BNB ordinary holders have one real asset - investment in BBIPL. Looks like the banks are going to play hardball here to try to force BBIPL into a reorganisation that crystalises a complete loss for the BNB ordinary holder.
BNBG holders enjoy a guarantee, from BBIPL, for BNB's payment of interest and eventual capital repayment. Upon certain events happening, BNBG holders can force an obligation for repayment of the face capital which would become a BBIPL unsubordinated debt obligation.
The banks are now saying, to BNBG holders, that this obligation is worthless because BBIPL is unable to come up with the money. The resolution of this would occur in a receivership.
What the banks may be trying to do is pressure BNBG holders to behave like ordinary BNB holders and repudiate the unsubordinated debt guarantee in return for a few crumbs.
What I can't understand is this:
- why they think this plan will work; and
- why are BNB directors playing along with this charade?

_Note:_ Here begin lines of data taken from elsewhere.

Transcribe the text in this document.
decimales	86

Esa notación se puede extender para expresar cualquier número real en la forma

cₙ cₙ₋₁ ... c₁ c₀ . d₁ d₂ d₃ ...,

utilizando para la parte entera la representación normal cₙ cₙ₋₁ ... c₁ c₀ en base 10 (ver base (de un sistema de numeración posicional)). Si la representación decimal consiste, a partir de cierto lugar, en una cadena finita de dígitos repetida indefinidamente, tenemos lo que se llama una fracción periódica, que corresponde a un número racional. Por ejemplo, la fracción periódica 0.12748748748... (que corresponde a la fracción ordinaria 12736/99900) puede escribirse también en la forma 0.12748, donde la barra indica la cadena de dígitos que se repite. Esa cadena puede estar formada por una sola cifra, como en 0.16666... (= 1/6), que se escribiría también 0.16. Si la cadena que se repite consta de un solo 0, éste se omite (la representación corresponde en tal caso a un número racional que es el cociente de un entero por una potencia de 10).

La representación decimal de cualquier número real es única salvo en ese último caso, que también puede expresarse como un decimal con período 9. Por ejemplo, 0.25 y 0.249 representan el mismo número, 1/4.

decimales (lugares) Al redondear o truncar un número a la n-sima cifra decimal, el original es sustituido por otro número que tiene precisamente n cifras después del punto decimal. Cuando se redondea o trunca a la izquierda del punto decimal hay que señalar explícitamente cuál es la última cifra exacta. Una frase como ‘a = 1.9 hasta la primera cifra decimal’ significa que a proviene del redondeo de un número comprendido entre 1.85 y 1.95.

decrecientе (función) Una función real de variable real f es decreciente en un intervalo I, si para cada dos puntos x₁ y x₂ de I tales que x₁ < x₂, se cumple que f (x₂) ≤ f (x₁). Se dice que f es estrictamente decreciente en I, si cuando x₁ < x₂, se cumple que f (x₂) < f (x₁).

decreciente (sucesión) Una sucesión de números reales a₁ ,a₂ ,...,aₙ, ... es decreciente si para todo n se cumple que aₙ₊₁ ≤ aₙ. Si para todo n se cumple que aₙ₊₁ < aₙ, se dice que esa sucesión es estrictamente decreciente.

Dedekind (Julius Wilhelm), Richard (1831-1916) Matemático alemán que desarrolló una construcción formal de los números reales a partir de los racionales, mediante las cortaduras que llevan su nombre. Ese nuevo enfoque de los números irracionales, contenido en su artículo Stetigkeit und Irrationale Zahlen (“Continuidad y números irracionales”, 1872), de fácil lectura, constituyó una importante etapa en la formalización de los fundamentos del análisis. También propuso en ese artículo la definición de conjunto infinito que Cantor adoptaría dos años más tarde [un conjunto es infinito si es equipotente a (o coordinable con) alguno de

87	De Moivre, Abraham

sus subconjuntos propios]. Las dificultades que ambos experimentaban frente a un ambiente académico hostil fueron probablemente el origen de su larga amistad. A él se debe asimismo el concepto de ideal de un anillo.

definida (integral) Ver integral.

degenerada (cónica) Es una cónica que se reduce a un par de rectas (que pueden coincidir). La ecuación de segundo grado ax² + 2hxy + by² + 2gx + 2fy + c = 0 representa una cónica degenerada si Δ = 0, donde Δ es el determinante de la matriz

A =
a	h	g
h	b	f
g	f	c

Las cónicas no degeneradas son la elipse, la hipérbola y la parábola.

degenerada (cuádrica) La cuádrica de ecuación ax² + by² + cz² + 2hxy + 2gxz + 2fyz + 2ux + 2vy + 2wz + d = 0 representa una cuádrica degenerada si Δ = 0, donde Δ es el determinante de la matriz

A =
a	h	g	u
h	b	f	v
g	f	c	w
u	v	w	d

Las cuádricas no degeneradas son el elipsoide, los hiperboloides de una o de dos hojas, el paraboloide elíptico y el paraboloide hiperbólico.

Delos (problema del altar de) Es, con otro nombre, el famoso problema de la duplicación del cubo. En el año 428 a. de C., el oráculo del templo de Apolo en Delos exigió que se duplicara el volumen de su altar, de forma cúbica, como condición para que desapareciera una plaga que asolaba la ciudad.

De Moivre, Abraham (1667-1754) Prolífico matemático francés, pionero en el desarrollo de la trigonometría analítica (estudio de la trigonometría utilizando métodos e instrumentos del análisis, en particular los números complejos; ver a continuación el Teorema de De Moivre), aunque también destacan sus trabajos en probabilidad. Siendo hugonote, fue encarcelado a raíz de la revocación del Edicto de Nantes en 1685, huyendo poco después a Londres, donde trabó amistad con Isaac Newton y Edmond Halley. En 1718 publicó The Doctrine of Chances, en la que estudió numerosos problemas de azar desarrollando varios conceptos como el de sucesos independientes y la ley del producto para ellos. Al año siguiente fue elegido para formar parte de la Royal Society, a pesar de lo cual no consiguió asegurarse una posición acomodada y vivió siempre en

BNBG holders have their hands on the receivership "button". Why would you back crazed retail holders into a corner - where they have nothing to lose in pressing this button? This would throw the senior bank debt into a giant black hole with liberal dashes of litigation and a decade long liquidation nightmare.
Maybe the banks are no longer afraid of receivership? Maybe they think they can control the process based on what they now know?
Consider this example: You have a building with a 1st and a 2nd mortgage. The value of the building collapses and can only cover the value of the 1st mortgage. The bank causes the building to sold, via receivership, and recovers the 1st mortgage. The 2nd mortgage holder and original owner are out of luck.
The only path for the 2nd mortgage holder is to make the quick sale, through receivership, as difficult as possible. Forcing a debt for equity deal would be the best outcome. The bank negotiates with the original owner, takes an equity position, reduces debt ... and everyone, eventually, gets a return.
Our friendly bank BNB debt for equity deal is looking more like a classical bank "screw everyone" scenario. Time to threaten a full and nasty receivership!!